Les temps changent et c’est tant mieux! On s’explique. Il fut un temps pas si lointain où les studios refourguaient leurs films, même de très gros, aux plateformes de streaming pour des sommes mirobolantes car les salles périclitaient et leur avenir devenait incertain. Et bien « Air » est peut-être l’un des premiers spécimens qui montre que cette période trouble, folle et kafkaïenne est révolue. En effet, le film devait sortir uniquement sur Prime Vidéo et s’est finalement vu gratifier d’une sortie en salles suite à la reprise qui s’intensifie depuis le début de l’année. Et pas seulement sur quelques salles pour concourir à de potentielles cérémonies de récompenses, non, en sortie large et nationale! Le cinéma est vivant et reprend donc une belle bouffée d’air frais (pour le jeu de mot facile). Maintenant, avouons que le nouveau film de Ben Affleck est loin d’être son meilleur, c’est même peut-être le moins bon des cinq après les magistraux « Gone Baby, gone », « The Town », « Argo » et « Live by Night » mais cela reste du cinéma qualitatif et intelligent.
Le problème principal de « Air » réside peut-être dans le fait de sa conception et de son origine même. Est-ce que l’histoire qui voit Nike réussir à avoir Michael Jordan pour représenter ses chaussures de basket était assez incroyable, intéressante et cinématographiquement touffue pour mériter un film? Comme on dit : la réponse est dans la question. On a plutôt affaire à une leçon de marketing à l’ancienne, old school, étirée sur un long-métrage avec un beau casting et une excellente reconstitution des années 80. D’ailleurs c’est l’un des bons points du long-métrage : on sent vraiment l’ambiance de cette époque à travers une foultitude de petits détails sans que ce soit voyant et opulent. C’est fait avec finesse, de la bande-son à des accessoires dans le détail ou la patine vintage de l’image. Et les acteurs qu’Affleck a su réunir sont tous royaux, lui-même compris et quoiqu’on en dise, même si on retiendra beaucoup les compositions de la toujours excellente Viola Davis et de Chris Messina, excellent en agent azimuté.

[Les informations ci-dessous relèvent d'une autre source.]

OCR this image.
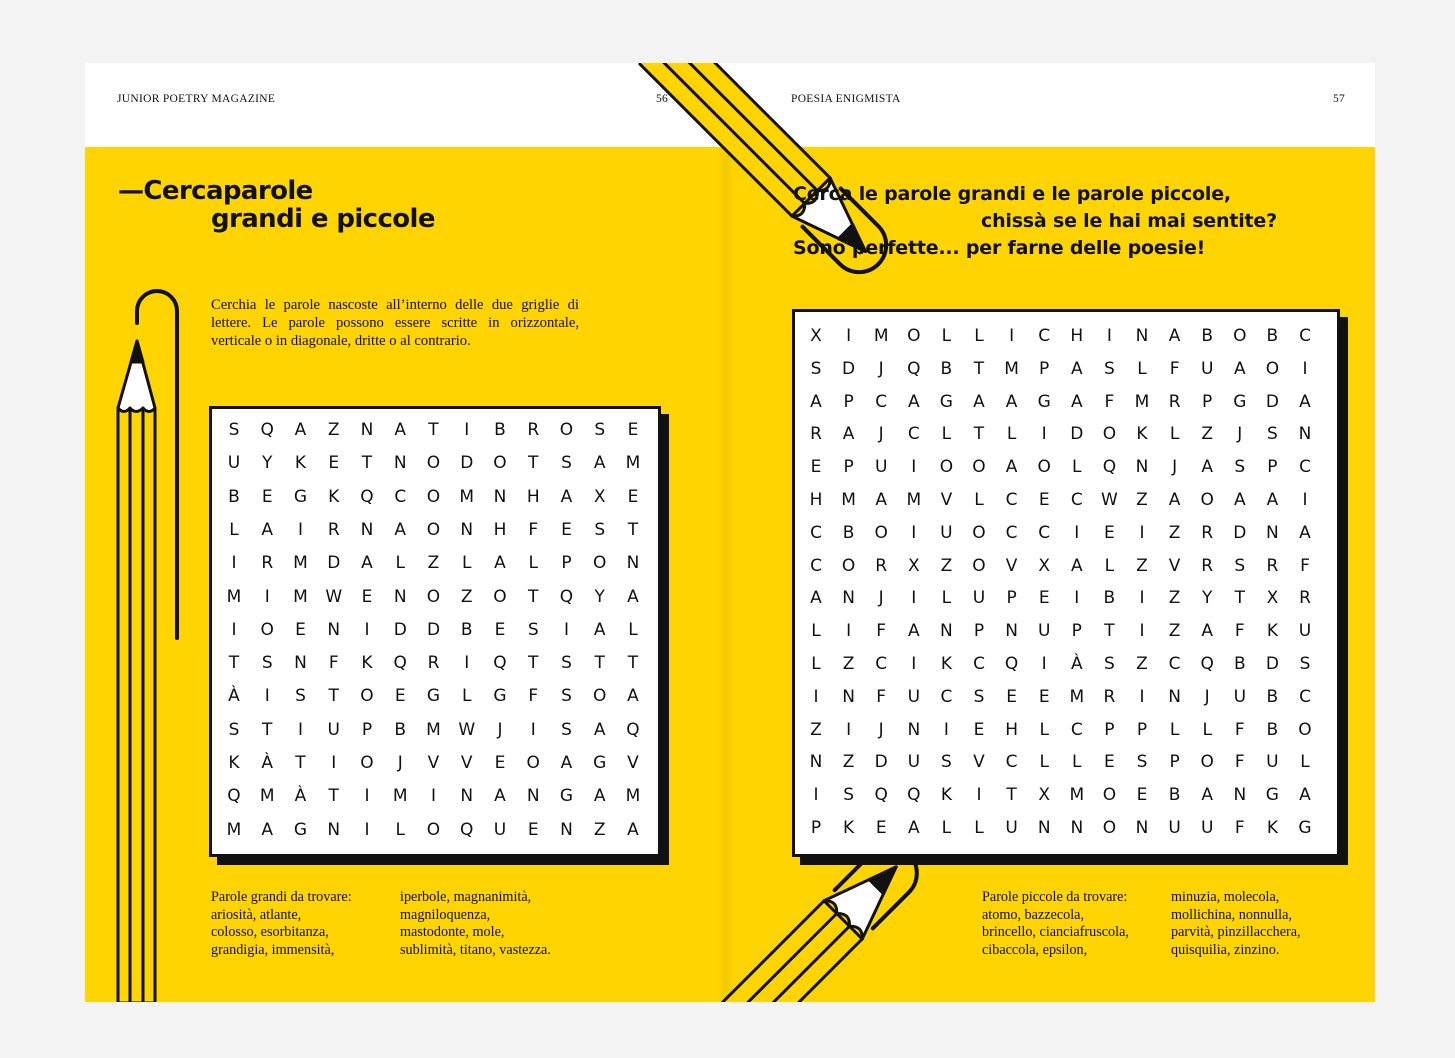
JUNIOR POETRY MAGAZINE	56	POESIA ENIGMISTA	57
—Cercaparole
grandi e piccole

Cerchia le parole nascoste all’interno delle due griglie di lettere. Le parole possono essere scritte in orizzontale, verticale o in diagonale, dritte o al contrario.

S	Q	A	Z	N	A	T	I	B	R	O	S	E
U	Y	K	E	T	N	O	D	O	T	S	A	M
B	E	G	K	Q	C	O	M	N	H	A	X	E
L	A	I	R	N	A	O	N	H	F	E	S	T
I	R	M	D	A	L	Z	L	A	L	P	O	N
M	I	M	W	E	N	O	Z	O	T	Q	Y	A
I	O	E	N	I	D	D	B	E	S	I	A	L
T	S	N	F	K	Q	R	I	Q	T	S	T	T
À	I	S	T	O	E	G	L	G	F	S	O	A
S	T	I	U	P	B	M	W	J	I	S	A	Q
K	À	T	I	O	J	V	V	E	O	A	G	V
Q	M	À	T	I	M	I	N	A	N	G	A	M
M	A	G	N	I	L	O	Q	U	E	N	Z	A
Parole grandi da trovare:
ariosità, atlante,
colosso, esorbitanza,
grandigia, immensità,
iperbole, magnanimità,
magniloquenza,
mastodonte, mole,
sublimità, titano, vastezza.
Cerca le parole grandi e le parole piccole,
chissà se le hai mai sentite?
Sono perfette... per farne delle poesie!
X	I	M	O	L	L	I	C	H	I	N	A	B	O	B	C
S	D	J	Q	B	T	M	P	A	S	L	F	U	A	O	I
A	P	C	A	G	A	A	G	A	F	M	R	P	G	D	A
R	A	J	C	L	T	L	I	D	O	K	L	Z	J	S	N
E	P	U	I	O	O	A	O	L	Q	N	J	A	S	P	C
H	M	A	M	V	L	C	E	C	W	Z	A	O	A	A	I
C	B	O	I	U	O	C	C	I	E	I	Z	R	D	N	A
C	O	R	X	Z	O	V	X	A	L	Z	V	R	S	R	F
A	N	J	I	L	U	P	E	I	B	I	Z	Y	T	X	R
L	I	F	A	N	P	N	U	P	T	I	Z	A	F	K	U
L	Z	C	I	K	C	Q	I	À	S	Z	C	Q	B	D	S
I	N	F	U	C	S	E	E	M	R	I	N	J	U	B	C
Z	I	J	N	I	E	H	L	C	P	P	L	L	F	B	O
N	Z	D	U	S	V	C	L	L	E	S	P	O	F	U	L
I	S	Q	Q	K	I	T	X	M	O	E	B	A	N	G	A
P	K	E	A	L	L	U	N	N	O	N	U	U	F	K	G
Parole piccole da trovare:
atomo, bazzecola,
brincello, cianciafruscola,
cibaccola, epsilon,
minuzia, molecola,
mollichina, nonnulla,
parvità, pinzillacchera,
quisquilia, zinzino.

Cependant, sur près de deux heures on doit se farcir des tunnels de dialogue pas toujours très captivants. N’est pas Aaron Sorkin qui veut. Et si on n’est pas étudiant en marketing ou en communication, c’est parfois, non pas nébuleux, mais juste pas vraiment palpitant. On a droit à quelques monologues mais surtout des échanges un tantinet trop techniques entre les personnages qui s’étirent plus que de raison et ne seront pas forcément intéressants pour toutes les strates du public. Et puis Affleck rate quelques séquences pivot comme celle de la rencontre. On aurait aimé que ce soit la cerise sur le gâteau de « Air » mais elle manque de tension, de surprise et de panache. On préfèrera celle, plus intime, où on voit Matt Damon aller envers et contre les avis de tous et se déplacer chez les Jordan pour les convaincre. En somme c’est du beau travail mais cela ne méritait pas forcément un film. Ou, en tout cas, un film fait de la sorte au point qu’on pense que le format documentaire eut été peut-être plus adapté.